Vermont Approves Physician-Assisted Suicide

May 14, 2013

Vermont is a governor's signature away from becoming the third state to explicitly legalize physician-assisted suicide, after a final vote by lawmakers yesterday to approve the controversial practice.

The bill is modeled after "death-with-dignity" laws in Oregon and Washington that allow physicians to prescribe a lethal dose of narcotic to a terminally ill patient who requests it. The Vermont bill went through various iterations before the Vermont Senate passed a final version last week, followed by a 75-65 vote last night in the state House.

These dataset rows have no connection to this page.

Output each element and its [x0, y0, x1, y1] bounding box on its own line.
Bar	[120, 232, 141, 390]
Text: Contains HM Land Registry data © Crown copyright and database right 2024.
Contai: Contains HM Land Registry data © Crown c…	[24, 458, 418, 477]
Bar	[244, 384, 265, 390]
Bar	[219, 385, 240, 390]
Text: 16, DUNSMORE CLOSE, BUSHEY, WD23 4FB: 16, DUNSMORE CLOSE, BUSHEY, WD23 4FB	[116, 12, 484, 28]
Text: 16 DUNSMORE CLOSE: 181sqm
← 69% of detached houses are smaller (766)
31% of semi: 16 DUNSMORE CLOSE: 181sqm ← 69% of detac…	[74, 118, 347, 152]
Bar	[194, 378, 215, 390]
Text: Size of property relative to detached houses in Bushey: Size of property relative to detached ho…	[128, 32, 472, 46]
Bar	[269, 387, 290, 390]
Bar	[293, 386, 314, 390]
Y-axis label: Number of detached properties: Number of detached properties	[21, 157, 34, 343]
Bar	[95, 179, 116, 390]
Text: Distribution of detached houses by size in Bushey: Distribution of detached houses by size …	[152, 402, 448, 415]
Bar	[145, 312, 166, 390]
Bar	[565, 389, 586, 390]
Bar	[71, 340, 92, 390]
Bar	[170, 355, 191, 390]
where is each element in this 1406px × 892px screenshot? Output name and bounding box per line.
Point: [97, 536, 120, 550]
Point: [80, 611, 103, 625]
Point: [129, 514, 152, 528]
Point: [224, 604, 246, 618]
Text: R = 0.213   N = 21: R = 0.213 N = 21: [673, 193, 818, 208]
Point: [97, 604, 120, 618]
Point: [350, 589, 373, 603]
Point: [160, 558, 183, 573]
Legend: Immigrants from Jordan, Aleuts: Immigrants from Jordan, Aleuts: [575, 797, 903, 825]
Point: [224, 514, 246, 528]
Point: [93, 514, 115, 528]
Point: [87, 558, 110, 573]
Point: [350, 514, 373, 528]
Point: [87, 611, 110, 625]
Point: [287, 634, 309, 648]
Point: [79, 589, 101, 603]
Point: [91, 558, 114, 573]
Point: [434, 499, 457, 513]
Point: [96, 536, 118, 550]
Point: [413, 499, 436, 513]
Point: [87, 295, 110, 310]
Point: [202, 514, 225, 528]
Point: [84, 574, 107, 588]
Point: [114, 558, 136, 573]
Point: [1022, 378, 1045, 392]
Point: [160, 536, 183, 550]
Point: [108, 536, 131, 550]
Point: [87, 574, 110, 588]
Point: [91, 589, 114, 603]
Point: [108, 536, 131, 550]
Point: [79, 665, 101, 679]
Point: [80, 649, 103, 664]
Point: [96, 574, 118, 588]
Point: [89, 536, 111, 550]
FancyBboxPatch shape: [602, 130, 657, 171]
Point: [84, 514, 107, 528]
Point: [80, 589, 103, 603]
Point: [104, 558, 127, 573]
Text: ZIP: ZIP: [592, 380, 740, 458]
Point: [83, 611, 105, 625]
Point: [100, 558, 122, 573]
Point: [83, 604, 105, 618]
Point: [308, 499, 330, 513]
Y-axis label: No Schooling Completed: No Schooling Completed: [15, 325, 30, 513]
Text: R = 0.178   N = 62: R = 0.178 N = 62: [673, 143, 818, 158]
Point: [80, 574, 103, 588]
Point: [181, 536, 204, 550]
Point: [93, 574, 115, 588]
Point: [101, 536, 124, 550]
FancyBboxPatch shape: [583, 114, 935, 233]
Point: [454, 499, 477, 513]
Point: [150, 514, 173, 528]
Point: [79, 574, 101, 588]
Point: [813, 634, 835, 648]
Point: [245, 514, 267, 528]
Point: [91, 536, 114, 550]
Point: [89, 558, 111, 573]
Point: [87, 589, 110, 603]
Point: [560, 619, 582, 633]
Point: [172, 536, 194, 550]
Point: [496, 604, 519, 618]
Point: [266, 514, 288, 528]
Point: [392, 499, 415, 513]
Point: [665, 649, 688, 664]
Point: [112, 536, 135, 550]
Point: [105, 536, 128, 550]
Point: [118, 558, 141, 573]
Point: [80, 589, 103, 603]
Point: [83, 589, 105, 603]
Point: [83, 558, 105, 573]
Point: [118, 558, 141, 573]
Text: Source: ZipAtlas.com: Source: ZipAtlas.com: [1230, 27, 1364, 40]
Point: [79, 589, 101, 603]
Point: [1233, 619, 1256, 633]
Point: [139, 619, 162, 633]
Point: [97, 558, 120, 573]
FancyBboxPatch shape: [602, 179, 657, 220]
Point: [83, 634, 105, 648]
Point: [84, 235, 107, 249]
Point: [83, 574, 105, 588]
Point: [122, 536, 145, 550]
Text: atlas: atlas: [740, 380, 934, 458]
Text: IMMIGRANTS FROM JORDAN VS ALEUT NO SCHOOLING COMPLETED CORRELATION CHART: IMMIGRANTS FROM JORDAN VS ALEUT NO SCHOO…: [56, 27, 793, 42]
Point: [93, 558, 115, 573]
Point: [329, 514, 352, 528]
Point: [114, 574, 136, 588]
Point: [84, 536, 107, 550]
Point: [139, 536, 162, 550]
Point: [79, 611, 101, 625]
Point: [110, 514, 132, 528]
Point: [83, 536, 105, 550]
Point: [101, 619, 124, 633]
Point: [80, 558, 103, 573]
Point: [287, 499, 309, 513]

Vermont Governor Peter Shumlin has said he will sign the measure into law.

'I am...proud that we will now offer Vermonters who face terminal illness at the end of life a choice to control their destiny and avoid unnecessary suffering," Shumlin said in a press statement. "I believe this is the right thing to do."

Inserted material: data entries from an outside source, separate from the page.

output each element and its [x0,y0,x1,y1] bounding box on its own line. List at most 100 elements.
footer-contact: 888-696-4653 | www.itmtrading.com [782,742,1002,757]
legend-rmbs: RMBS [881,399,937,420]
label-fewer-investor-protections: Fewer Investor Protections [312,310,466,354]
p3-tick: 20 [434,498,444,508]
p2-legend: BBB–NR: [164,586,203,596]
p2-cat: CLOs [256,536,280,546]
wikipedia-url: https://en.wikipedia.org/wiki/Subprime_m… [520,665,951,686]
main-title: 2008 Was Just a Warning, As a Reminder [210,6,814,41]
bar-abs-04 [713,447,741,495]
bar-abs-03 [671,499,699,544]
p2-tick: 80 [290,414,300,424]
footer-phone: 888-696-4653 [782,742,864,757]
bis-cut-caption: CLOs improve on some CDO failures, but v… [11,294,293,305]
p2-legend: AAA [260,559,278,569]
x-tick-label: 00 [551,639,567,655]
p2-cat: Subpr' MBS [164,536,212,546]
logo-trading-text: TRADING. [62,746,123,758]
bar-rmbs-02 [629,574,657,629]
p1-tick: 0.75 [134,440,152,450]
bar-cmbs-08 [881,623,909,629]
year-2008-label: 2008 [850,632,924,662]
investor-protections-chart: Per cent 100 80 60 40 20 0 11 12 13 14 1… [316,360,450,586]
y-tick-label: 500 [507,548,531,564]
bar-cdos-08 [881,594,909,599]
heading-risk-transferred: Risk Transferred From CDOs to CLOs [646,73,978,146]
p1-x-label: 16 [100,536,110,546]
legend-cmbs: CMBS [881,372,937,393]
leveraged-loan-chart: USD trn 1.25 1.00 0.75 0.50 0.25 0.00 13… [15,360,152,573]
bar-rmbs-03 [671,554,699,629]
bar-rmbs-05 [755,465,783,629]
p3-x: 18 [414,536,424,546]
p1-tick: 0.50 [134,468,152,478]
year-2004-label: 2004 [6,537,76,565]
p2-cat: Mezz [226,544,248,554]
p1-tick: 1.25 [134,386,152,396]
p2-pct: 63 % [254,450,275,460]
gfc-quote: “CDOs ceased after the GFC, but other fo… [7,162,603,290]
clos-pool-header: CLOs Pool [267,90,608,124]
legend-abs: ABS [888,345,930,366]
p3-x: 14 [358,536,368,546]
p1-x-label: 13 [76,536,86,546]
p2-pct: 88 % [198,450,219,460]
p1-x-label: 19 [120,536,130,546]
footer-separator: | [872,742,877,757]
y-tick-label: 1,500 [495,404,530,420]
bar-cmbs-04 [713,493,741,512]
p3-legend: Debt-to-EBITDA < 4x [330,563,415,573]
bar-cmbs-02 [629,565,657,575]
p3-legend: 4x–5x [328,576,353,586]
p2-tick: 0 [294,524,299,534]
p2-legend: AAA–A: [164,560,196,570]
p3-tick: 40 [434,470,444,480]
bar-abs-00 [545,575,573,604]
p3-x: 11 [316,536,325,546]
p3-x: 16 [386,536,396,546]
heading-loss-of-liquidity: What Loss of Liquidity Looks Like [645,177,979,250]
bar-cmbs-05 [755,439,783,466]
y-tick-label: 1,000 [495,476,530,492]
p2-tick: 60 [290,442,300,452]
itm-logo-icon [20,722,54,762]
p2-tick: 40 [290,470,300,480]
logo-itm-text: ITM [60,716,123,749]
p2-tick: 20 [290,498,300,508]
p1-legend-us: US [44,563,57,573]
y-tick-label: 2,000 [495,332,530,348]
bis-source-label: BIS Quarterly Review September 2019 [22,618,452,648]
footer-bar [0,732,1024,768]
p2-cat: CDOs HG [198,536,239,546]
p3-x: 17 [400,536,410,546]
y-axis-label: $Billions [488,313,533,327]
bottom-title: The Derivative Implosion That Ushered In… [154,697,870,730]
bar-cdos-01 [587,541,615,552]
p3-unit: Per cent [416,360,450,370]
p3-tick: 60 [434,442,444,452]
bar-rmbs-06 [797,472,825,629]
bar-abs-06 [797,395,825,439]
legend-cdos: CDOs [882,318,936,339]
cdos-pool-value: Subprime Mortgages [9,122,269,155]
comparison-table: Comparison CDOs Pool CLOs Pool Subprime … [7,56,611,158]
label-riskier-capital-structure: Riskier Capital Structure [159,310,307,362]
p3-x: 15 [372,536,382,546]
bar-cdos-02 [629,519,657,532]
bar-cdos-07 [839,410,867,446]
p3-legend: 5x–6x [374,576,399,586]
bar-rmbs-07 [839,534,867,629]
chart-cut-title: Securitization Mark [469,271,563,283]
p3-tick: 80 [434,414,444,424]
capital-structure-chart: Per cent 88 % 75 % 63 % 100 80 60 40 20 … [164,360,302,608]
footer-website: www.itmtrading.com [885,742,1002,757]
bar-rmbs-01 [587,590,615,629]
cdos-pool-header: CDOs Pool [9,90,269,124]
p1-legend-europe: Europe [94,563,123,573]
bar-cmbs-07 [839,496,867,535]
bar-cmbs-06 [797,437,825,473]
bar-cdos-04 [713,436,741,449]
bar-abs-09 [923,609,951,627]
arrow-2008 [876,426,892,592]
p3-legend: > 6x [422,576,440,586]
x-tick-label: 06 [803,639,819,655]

In addition to Oregon and Washington, physician-assisted suicide is technically legal in Montana, where that state's supreme court declared in 2009 that existing state law and public policy do not prohibit physicians from helping terminally ill patients die. A bill passed by the Montana House would have outlawed the practice and imprisoned cooperating physicians for up to 10 years, but the state Senate voted it down last month.

The victory for physician-assisted suicide in Vermont comes shortly after a defeat in Massachusetts, where voters in a November 2012 referendum defeated the same bill that voters in Oregon and Washington had approved. The measure legalizing physician-assisted suicide was running ahead in the polls until a last-minute advertising campaign by opponents appeared to turn the tide. Critics have said that physician-assisted suicide will create a slippery slope leading to euthanasia and expose ailing individuals to pressure or coercion to take their lives from greedy relatives eager for an inheritance.

Opponents to the Massachusetts ballot measure included the Massachusetts Medical Society, which called physician-assisted suicide "fundamentally incompatible with the physician's role as healer."

The Vermont Medical Society opposed the bill in Vermont, but for a different reason. In 2003, the society took the position that there should be no law either for or against physician-assisted suicide. Legalizing the practice "might prevent or circumvent good palliative care," but laws to the contrary might "chill the use of medications needed to control symptoms" in the care of the dying, according to a recent issue of the society news bulletin.

Under the bill awaiting the governor's signature in Vermont, a physician can order a lethal dose of narcotic requested by a dying patient only after a number of conditions are met. For one thing, the physician must counsel the patient about alternative end-of-life services, including palliative and hospice care. In addition, the prescribing physician and a consulting physician must concur that the patient:

  • has most likely only 6 months to live,

  • is voluntarily requesting physician-assisted suicide, and

  • is competent and making an informed decision.

The patient must request the medication twice, with a span of 15 days in between. The prescribing physician cannot administer the drug; the patient does.

The template for the Vermont bill — the 1994 Oregon law that took effect in 1998 and that Washington approved 10 years later — earned high marks in a recent study in the New England Journal of Medicine. Researchers looking at the implementation of the Washington law at a Seattle cancer treatment center found that it was "well accepted by patients, families, and staff."